Еще не кончив фразы, я слышу, что в мой голос вплетается искательная, виноватая нотка. На такой ноте кончать нельзя! Голос из окна молчит: служащий Бюро явно намерился слушать меня эту последнюю минуту, не перебивая. С каждым ударом сердца почти секунда уходит невозвратно.
До слез обидно, что несколько минут назад я сказал: «Если у меня будет больше площади, то и времени у меня будет больше», и голос потребовал объяснений — а я объяснять не стал, зачем-то уцепился за мысль, что задерживал отчеты, чтобы кто-нибудь их наконец прочел.
Сейчас я настроен решительно.
— Когда я сказал: «Если бы у меня было больше площади, то и времени было бы больше», я вот что имел в виду: продираться сквозь людей и всякие препоны отнимает столько физических и душевных сил, что я не успеваю управиться с любимыми и нужными делами.
— Как и все, — подхватывает голос, имея в виду сказать, что лично он с делами управляется, но сказанное справедливо даже в отношении служителей Бюро.
Нет, все-таки мало быть сыном доброй матери и отважного отца; сейчас я ни капельки не особенный. Мне резануло по сердцу это «как и все»… Сердце бухает трижды. Кончится когда-нибудь эта минута? Она растягивается, словно рогатка. Если время действительно есть пространство, тогда эта минута пространна, как «Зелень», глуха, как тот первобытный лес, что припоминали листья-шептуны на деревьях в «Зелени». И в том лесу я заблудился. Кричу, но ни одна душа не слышит.
Я делаю усилие и кричу:
— Писателю требуется…
— Ровным счетом то же самое, что водителю автобуса.

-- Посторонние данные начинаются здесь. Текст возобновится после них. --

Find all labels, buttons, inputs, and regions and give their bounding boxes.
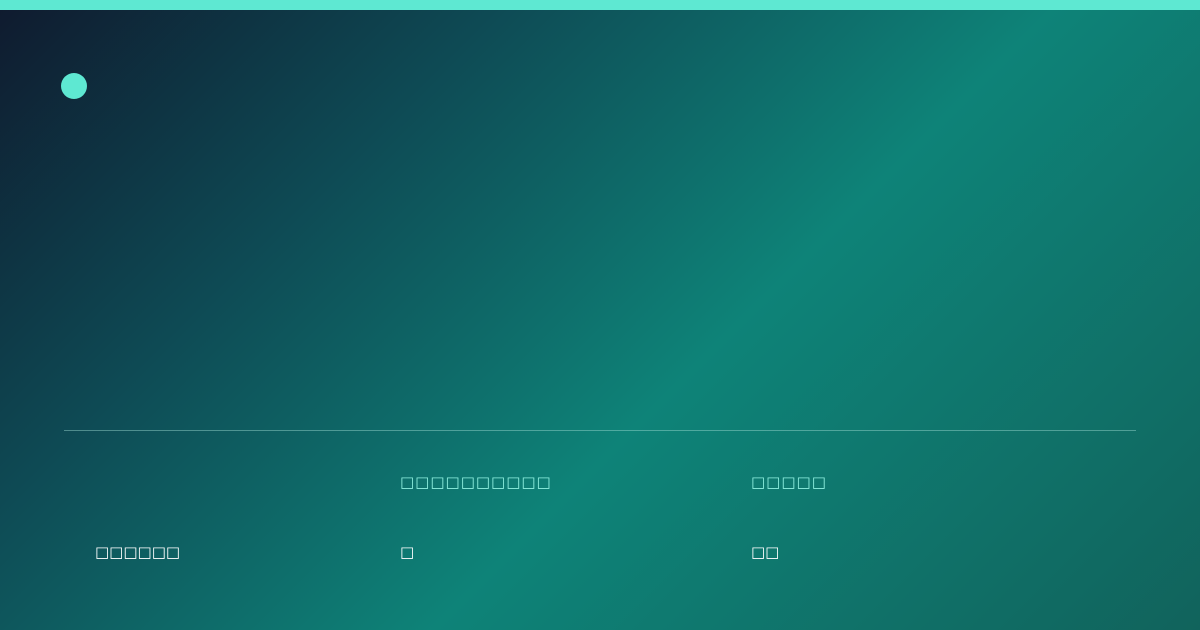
stat-value-2: □□: [751, 543, 780, 561]
stat-value-1: □: [400, 543, 415, 561]
stat-label-2: □□□□□: [751, 473, 827, 491]
stats-section: □□□□□□□□□□ □□□□□ □□□□□□ □ □□: [0, 0, 1200, 630]
share-card: □□□□□□□□□□ □□□□□ □□□□□□ □ □□: [0, 0, 1200, 630]
stat-row-label: □□□□□□: [95, 543, 181, 561]
stat-label-1: □□□□□□□□□□: [400, 473, 552, 491]
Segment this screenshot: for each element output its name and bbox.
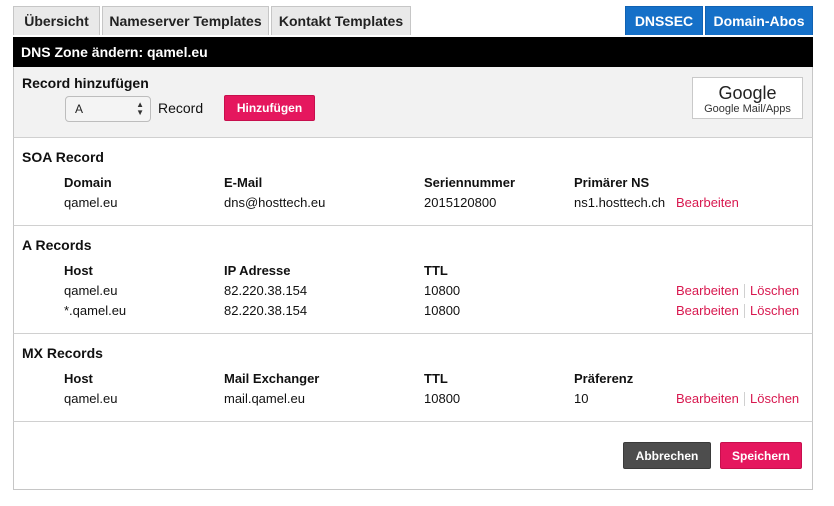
soa-header-email: E-Mail <box>224 175 263 190</box>
page-title-bar: DNS Zone ändern: qamel.eu <box>13 37 813 67</box>
soa-title: SOA Record <box>22 149 104 165</box>
link-separator <box>744 304 745 318</box>
record-type-value: A <box>75 102 84 116</box>
record-type-select[interactable]: A ▲ ▼ <box>65 96 151 122</box>
tab-label: Übersicht <box>24 13 89 29</box>
link-separator <box>744 284 745 298</box>
soa-section: SOA Record Domain E-Mail Seriennummer Pr… <box>13 138 813 226</box>
tab-label: Kontakt Templates <box>278 13 404 29</box>
dnssec-button[interactable]: DNSSEC <box>625 6 703 35</box>
a-row-1-host: qamel.eu <box>64 283 118 298</box>
a-header-ip: IP Adresse <box>224 263 291 278</box>
a-row-2-delete-link[interactable]: Löschen <box>750 303 799 318</box>
mx-header-preference: Präferenz <box>574 371 634 386</box>
domain-abos-label: Domain-Abos <box>713 13 805 29</box>
google-logo-text: Google <box>718 83 777 103</box>
link-separator <box>744 392 745 406</box>
mx-header-host: Host <box>64 371 93 386</box>
tab-uebersicht[interactable]: Übersicht <box>13 6 100 35</box>
add-record-button[interactable]: Hinzufügen <box>224 95 315 121</box>
soa-header-serial: Seriennummer <box>424 175 516 190</box>
mx-row-1-ttl: 10800 <box>424 391 461 406</box>
mx-row-1-host: qamel.eu <box>64 391 118 406</box>
a-row-2-host: *.qamel.eu <box>64 303 127 318</box>
a-row-1-delete-link[interactable]: Löschen <box>750 283 799 298</box>
select-arrows-icon: ▲ ▼ <box>136 100 144 117</box>
a-row-1-ip: 82.220.38.154 <box>224 283 308 298</box>
domain-abos-button[interactable]: Domain-Abos <box>705 6 813 35</box>
add-record-label: Record hinzufügen <box>22 75 149 91</box>
mx-records-section: MX Records Host Mail Exchanger TTL Präfe… <box>13 334 813 422</box>
a-records-title: A Records <box>22 237 92 253</box>
soa-domain: qamel.eu <box>64 195 118 210</box>
mx-header-ttl: TTL <box>424 371 448 386</box>
a-row-2-ttl: 10800 <box>424 303 461 318</box>
mx-row-1-delete-link[interactable]: Löschen <box>750 391 799 406</box>
a-row-2-ip: 82.220.38.154 <box>224 303 308 318</box>
soa-header-primary-ns: Primärer NS <box>574 175 650 190</box>
add-record-panel: Record hinzufügen A ▲ ▼ Record Hinzufügen… <box>13 67 813 138</box>
mx-row-1-preference: 10 <box>574 391 589 406</box>
soa-header-domain: Domain <box>64 175 112 190</box>
dnssec-label: DNSSEC <box>634 13 694 29</box>
cancel-button[interactable]: Abbrechen <box>623 442 711 469</box>
tab-kontakt-templates[interactable]: Kontakt Templates <box>271 6 411 35</box>
footer-actions: Abbrechen Speichern <box>13 422 813 490</box>
soa-primary-ns: ns1.hosttech.ch <box>574 195 666 210</box>
soa-edit-link[interactable]: Bearbeiten <box>676 195 739 210</box>
mx-records-title: MX Records <box>22 345 103 361</box>
tab-label: Nameserver Templates <box>109 13 262 29</box>
mx-row-1-exchanger: mail.qamel.eu <box>224 391 305 406</box>
a-header-ttl: TTL <box>424 263 448 278</box>
a-row-1-edit-link[interactable]: Bearbeiten <box>676 283 739 298</box>
a-row-2-edit-link[interactable]: Bearbeiten <box>676 303 739 318</box>
a-header-host: Host <box>64 263 93 278</box>
soa-email: dns@hosttech.eu <box>224 195 326 210</box>
google-mail-apps-button[interactable]: Google Google Mail/Apps <box>692 77 803 119</box>
a-row-1-ttl: 10800 <box>424 283 461 298</box>
save-button[interactable]: Speichern <box>720 442 802 469</box>
a-records-section: A Records Host IP Adresse TTL qamel.eu 8… <box>13 226 813 334</box>
record-label: Record <box>158 100 204 116</box>
tab-nameserver-templates[interactable]: Nameserver Templates <box>102 6 269 35</box>
page-title: DNS Zone ändern: qamel.eu <box>21 44 208 60</box>
google-subtitle: Google Mail/Apps <box>704 103 791 115</box>
mx-row-1-edit-link[interactable]: Bearbeiten <box>676 391 739 406</box>
soa-serial: 2015120800 <box>424 195 497 210</box>
mx-header-mail-exchanger: Mail Exchanger <box>224 371 320 386</box>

Голос буквально выпаливает ответ. В разговоре это называется «оборвать». С какой стати — водитель автобуса? Странный пример. Водители автобусов такие хамы. Грех их осуждать, но это так… Наконец и я теряю голову — я собственными ушами слышу свой крик.
— Вы даже в эту последнюю минуту не даете мне сказать то, что мне нужно!
— Говорите.
А я уже не знаю, что хочу сказать. Мне нечего сказать. Я кричу что-то, но без всякого смысла. Я молочу руками воздух. Предостерегаю друга о близкой опасности? Или моя гневная жестикуляция подкрепляет вылетающие из меня слова?
Голос за окном объявляет:
— Ваше время истекло. Прошение отклоняется.
Теперь я отчетливо слышу, какие слова кричу:
— Это не означает: беспристрастно выслушать! Вы не дали мне никакой возможности сказать, что я хотел. Вы прерывали меня всякий раз, когда я только открывал рот…
Я кричу громче, громче.
Без тени выражения голос спрашивает:
— Вызвать охранников?
Я видел, как хороши в деле атлеты-полицейские, и ведь именно от этого окна уволакивали они того кричащего человека. Я не отвечаю и только отрицательно мотаю головой: не надо.